Efforts underway to translate this approach in diverse clinical settings.

Thanks to the Cancer Genomics Lab at Hopkins, advisors Victor Valcolescu and Rob Scharf, Zach Foda, collaborators, the Romanian Genomics Institute, and the NIH.
Funding from NIH F30 fellowship and the family of Dan Zhang Scholar in Training Award.

Q: How the Kupffer cells responsible for clearing cell free DNA can affect the cell free DNA yield that you get from liver disease
A: All disease processes that alter cell free DNA is in some way they depend on liver function, because the liver is clearing cell free DNA

Q: Can you differentiate the viral hepatitis from steatoctatic fatty liver disease, from alcoholic cirrhosis
A: They can detect cirrhosis across several of these etiologies and it would be great to look further into how these fragmentation profiles might differ based on the underlying pathology.

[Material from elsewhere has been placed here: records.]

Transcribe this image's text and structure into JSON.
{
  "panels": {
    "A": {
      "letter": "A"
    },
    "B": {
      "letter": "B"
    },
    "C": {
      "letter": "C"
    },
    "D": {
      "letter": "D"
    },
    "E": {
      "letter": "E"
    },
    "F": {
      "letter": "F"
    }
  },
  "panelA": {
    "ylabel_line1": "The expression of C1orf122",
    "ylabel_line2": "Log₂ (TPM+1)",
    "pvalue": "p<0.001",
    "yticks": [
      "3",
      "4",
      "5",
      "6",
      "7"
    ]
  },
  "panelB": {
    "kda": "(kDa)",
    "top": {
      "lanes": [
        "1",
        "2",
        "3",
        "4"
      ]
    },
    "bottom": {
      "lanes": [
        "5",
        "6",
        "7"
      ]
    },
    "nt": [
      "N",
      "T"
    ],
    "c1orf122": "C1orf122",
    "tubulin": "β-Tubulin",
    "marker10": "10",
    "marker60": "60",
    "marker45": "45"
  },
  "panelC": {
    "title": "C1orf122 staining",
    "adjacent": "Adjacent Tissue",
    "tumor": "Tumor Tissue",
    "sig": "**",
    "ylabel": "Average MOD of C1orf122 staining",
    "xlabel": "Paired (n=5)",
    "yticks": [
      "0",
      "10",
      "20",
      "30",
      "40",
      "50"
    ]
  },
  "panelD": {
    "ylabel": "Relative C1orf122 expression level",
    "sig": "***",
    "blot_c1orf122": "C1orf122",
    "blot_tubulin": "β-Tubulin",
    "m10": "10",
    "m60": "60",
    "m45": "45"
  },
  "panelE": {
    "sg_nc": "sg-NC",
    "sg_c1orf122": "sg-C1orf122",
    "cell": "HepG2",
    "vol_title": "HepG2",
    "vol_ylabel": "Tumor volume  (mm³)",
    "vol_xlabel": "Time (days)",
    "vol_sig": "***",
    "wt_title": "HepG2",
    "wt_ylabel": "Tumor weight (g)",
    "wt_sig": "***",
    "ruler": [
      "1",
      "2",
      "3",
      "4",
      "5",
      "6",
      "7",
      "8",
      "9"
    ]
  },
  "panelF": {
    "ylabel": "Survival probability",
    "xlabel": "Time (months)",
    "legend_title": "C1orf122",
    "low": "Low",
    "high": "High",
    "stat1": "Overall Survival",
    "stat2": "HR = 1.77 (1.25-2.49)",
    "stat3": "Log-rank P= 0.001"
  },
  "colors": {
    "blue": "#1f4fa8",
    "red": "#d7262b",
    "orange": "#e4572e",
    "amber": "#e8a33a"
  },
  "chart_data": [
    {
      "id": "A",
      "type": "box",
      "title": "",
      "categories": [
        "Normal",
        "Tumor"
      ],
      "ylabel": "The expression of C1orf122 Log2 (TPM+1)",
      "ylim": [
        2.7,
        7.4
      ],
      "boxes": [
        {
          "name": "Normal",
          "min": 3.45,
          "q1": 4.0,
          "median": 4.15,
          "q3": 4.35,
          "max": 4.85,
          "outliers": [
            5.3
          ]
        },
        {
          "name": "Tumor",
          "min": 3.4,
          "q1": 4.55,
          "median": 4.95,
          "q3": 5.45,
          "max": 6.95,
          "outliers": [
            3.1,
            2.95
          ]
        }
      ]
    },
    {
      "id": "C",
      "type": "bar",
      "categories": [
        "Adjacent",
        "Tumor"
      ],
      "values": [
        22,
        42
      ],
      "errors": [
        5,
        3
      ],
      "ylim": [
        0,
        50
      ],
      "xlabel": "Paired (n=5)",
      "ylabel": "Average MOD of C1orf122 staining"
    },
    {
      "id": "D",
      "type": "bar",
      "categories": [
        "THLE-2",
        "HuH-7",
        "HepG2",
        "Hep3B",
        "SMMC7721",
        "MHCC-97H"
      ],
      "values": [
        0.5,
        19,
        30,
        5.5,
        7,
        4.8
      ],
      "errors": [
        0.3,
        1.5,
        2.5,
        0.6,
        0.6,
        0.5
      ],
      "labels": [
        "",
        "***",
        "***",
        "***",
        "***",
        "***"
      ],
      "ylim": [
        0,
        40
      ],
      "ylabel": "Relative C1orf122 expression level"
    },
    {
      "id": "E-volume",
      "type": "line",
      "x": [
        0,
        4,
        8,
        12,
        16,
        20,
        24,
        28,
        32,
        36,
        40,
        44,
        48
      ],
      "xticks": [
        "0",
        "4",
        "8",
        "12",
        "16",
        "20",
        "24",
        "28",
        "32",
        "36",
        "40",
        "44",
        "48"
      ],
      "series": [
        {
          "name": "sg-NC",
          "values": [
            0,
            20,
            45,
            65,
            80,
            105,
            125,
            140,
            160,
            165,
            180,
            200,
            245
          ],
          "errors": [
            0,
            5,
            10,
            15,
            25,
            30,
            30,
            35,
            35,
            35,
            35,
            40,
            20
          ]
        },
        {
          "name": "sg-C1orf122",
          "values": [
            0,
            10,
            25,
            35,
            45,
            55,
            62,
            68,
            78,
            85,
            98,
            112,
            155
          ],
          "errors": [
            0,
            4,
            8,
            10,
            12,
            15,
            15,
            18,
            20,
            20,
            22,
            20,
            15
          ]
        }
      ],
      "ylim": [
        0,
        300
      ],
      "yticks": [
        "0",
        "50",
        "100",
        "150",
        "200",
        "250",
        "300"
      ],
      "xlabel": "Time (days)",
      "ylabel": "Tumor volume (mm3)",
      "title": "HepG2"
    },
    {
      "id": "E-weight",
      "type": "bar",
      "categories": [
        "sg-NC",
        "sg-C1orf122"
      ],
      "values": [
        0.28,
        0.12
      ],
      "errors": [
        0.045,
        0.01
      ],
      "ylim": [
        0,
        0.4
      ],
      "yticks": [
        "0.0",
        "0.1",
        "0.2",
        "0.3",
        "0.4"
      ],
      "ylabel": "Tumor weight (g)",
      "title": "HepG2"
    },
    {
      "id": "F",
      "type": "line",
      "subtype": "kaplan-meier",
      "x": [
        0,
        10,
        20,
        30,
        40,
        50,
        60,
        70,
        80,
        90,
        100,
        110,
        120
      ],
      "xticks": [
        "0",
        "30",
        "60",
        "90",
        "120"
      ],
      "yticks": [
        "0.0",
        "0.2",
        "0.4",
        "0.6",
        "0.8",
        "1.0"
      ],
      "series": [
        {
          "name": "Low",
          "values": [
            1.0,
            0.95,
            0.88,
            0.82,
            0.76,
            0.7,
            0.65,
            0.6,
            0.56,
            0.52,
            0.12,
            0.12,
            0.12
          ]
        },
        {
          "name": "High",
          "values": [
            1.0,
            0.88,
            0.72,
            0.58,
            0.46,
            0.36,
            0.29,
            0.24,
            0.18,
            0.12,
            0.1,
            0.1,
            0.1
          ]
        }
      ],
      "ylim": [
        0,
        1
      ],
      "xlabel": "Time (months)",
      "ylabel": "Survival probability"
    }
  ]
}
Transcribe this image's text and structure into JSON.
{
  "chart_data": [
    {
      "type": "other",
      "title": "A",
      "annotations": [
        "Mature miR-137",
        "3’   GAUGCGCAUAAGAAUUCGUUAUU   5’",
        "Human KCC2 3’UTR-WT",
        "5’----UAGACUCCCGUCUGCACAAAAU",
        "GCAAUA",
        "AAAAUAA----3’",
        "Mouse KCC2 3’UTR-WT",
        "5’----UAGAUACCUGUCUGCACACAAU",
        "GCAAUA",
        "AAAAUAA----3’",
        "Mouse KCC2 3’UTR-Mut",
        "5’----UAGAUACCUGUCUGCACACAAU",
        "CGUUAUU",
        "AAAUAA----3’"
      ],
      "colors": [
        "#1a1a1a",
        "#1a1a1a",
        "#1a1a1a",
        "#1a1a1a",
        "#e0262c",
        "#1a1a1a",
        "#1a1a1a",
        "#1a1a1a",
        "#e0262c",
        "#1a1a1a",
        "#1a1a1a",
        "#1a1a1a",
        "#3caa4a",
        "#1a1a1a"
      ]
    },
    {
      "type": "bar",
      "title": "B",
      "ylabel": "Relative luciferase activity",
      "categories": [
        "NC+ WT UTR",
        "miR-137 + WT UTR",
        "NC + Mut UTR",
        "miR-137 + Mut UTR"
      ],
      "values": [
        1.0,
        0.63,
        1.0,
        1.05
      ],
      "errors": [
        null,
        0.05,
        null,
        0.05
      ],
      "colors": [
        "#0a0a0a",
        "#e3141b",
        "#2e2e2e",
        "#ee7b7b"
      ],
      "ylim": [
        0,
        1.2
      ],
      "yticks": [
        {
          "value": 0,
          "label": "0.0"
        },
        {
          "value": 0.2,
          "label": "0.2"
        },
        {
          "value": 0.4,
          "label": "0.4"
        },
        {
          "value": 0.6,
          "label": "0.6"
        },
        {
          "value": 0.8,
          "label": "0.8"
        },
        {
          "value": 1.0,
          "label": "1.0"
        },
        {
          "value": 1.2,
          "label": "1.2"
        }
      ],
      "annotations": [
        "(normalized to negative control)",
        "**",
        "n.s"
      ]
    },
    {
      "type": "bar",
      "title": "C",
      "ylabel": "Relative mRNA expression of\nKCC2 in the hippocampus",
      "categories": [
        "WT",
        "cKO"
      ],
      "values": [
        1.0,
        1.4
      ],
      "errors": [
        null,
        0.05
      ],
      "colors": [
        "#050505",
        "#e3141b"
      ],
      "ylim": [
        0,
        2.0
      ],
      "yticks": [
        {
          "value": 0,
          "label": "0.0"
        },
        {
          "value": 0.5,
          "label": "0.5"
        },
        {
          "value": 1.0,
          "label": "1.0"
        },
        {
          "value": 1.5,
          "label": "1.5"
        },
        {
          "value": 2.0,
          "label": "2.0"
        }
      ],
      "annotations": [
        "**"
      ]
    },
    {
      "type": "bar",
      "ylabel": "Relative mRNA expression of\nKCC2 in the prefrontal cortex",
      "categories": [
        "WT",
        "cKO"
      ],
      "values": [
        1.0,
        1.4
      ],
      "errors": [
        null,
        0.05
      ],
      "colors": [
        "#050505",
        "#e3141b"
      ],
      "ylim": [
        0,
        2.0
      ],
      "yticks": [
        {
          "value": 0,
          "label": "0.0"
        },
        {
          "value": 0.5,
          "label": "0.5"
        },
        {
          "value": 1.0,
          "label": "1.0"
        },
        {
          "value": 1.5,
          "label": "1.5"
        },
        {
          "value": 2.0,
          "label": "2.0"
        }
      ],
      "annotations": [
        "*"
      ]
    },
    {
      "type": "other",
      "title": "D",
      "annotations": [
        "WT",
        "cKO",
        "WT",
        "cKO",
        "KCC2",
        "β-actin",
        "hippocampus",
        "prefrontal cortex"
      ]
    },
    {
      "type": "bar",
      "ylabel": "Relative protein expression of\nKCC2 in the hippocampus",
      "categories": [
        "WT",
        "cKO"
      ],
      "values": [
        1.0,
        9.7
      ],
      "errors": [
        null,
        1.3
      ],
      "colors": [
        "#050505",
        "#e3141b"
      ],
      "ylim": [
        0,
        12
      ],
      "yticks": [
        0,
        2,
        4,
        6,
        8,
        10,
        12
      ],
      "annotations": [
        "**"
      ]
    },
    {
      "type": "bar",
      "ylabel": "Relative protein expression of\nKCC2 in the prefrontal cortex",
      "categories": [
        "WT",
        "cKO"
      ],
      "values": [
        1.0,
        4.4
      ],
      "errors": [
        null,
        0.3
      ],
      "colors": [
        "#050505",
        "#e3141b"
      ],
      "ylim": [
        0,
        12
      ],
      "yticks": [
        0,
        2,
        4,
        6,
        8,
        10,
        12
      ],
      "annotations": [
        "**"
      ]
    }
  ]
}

Q: Quality Control Question for suboptimal specimen (too much lysis of the white blood cells)
A: Samples that do not have sufficient nucleosomal DNA are excluded and Variations of gel electrophoresis like a tape station is used to analyze what the size profile looks like prior to even going to sequencing

Q: if things change, you get new information over time when do you change the locked down algorithm?
A: machine learning approaches enable continuous learning and tuning of the weights, but we have not implemented one and we've generally stuck to the principle of locking a model in a discovery cohort and then validating it.

Q: Can you reverse the cirrhosis with the DNA levels?
A: There is scope to investigate that in cirrhosis, and certainly the extent of liver damage has some correlation to the scores that we were getting.